La prima sistematizzazione dei cariotipo umano normale [I13] [I14] [E18] [S14] risale agli anni '60, quando le conferenze di Denver (I960), Londra (1964) e Chicago (1966), raggrupparono ¡ cromosomi umani secondo la lunghezza (grandi, medi e piccoli) e secondo la posizione del centromero (metacentrici, submetacentrici, acrocentrici) in 7 gruppi , indicati con le lettere A-G. La distinzione dei diversi cromosomi appartenenti ad un dato gruppo fu resa possibile dall'adozione delle tecniche di bandeggio, a partire dagli anni '70. Con alcuni coloranti (Quinacrina, Giemsa) compaiono infatti in ogni cromosoma bande trasversali (bande Q e bande G rispettivamente), il cui numero, larghezza e disposizione sono specifici di ogni coppia di cromosomi.
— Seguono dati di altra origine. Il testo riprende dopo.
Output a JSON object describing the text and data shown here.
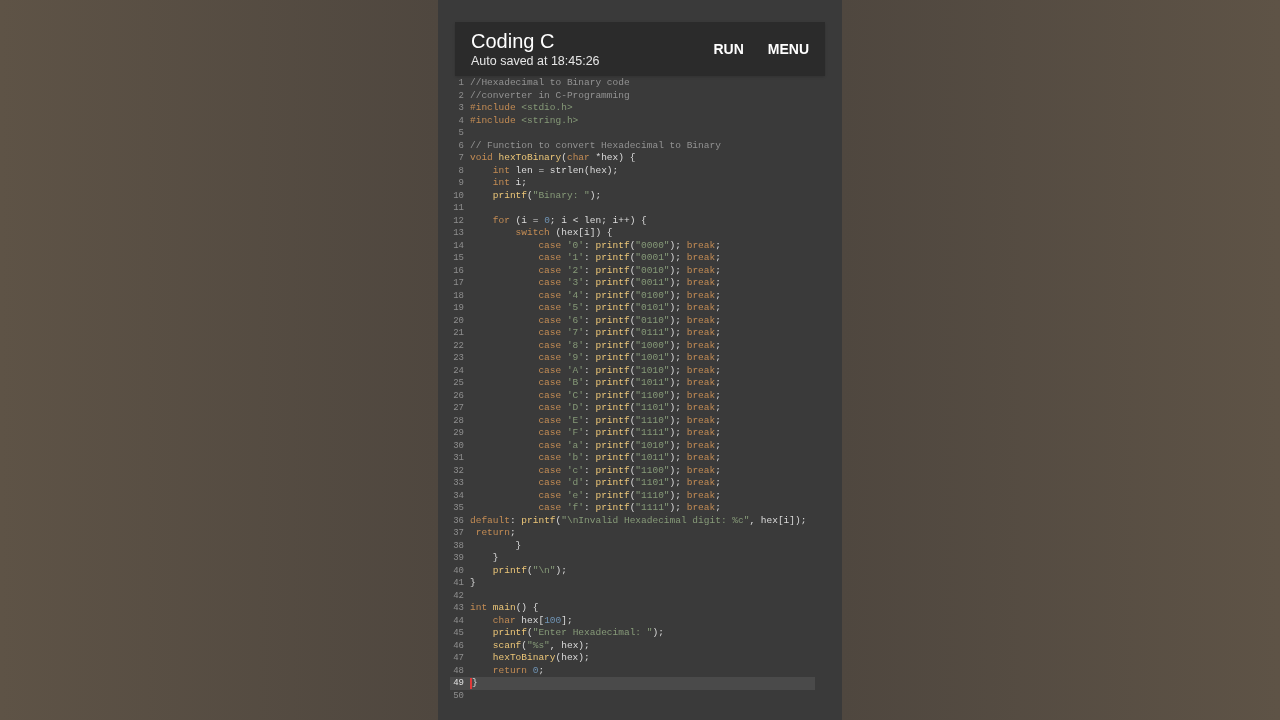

Divenne così possibile identificare le anomalie, numeriche e strutturali, dei cromosomi umani come responsabili di specifiche patologie. Il bandeggio ad alta risoluzione, adottato a partire dagli anni '80, permette oggi di ottenere un migliaio di bande da cellule bloccate prima della metafase, quando i cromosomi sono ancora incompletamente condensati. Le tecniche di bandeggio rendono quindi possibile distinguere ciascun braccio di un cromosoma, la cui lunghezza è determinata dalla posizione del centromero, che è il punto dove si attaccano le fibre del fuso per muovere il cromosoma. Il centromero divide il cromosoma in braccio corto e lungo. Il braccio corto è indicato dalla lettera p (dalla parola francese petite, che significa "piccolo") ed il braccio lungo dalla lettera q (perché segue "p" nell'alfabeto). Così, per esempio, un citogenetista può riferirsi specificatamente al braccio corto del cromosoma 5 semplicemente scrivendo "5p."

Nella metafase mitotica, ognuno dei cromosomi può essere riconosciuto per la sua dimensione, per la forma e per il bandeggio. Le piastre metafasiche ben colorate sono fotografate per l'analisi citologica; successivamente ogni cromosoma è ritagliato dalla foto, accoppiato al suo omologo e ordinato dal più grande al più piccolo. L'autosoma più grande e il numero 1 ed il più piccolo è il numero 21. (Per ragioni storiche, il secondo cromosoma più piccolo è stato designato con il numero 22.) Il cromosoma X è di misura intermedia; il cromosoma Y è quasi delle stesse dimensioni del cromosoma 22. Questo insieme ordinato di cromosomi è definito cariotipo (dalla parola greca che significa "nocciolo," in riferimento al contenuto del nucleo).

Un ulteriore avanzamento tecnico è rappresentato dalle metodiche di citogenetica molecolare, la più importante delle quali è la FISH [Fluorescent In Situ Hybridization), che consiste nella ibridazione dei cromosomi con sonde di DNA ottenute da DNA ricombinante, marcate con fluorocromi diversi per ciascun cromosoma, allo scopo di localizzare sul cromosoma sequenze geniche o geni singoli. Questa tecnica è quella oggi maggiormente utilizzata, non solo per la mappatura genica, ma anche per individuare anomalie cromosomiche (duplicazioni, traslocazioni, microdelezioni, microinserzioni) troppo limitate per potere essere visualizzate con le metodiche citogenetiche classiche.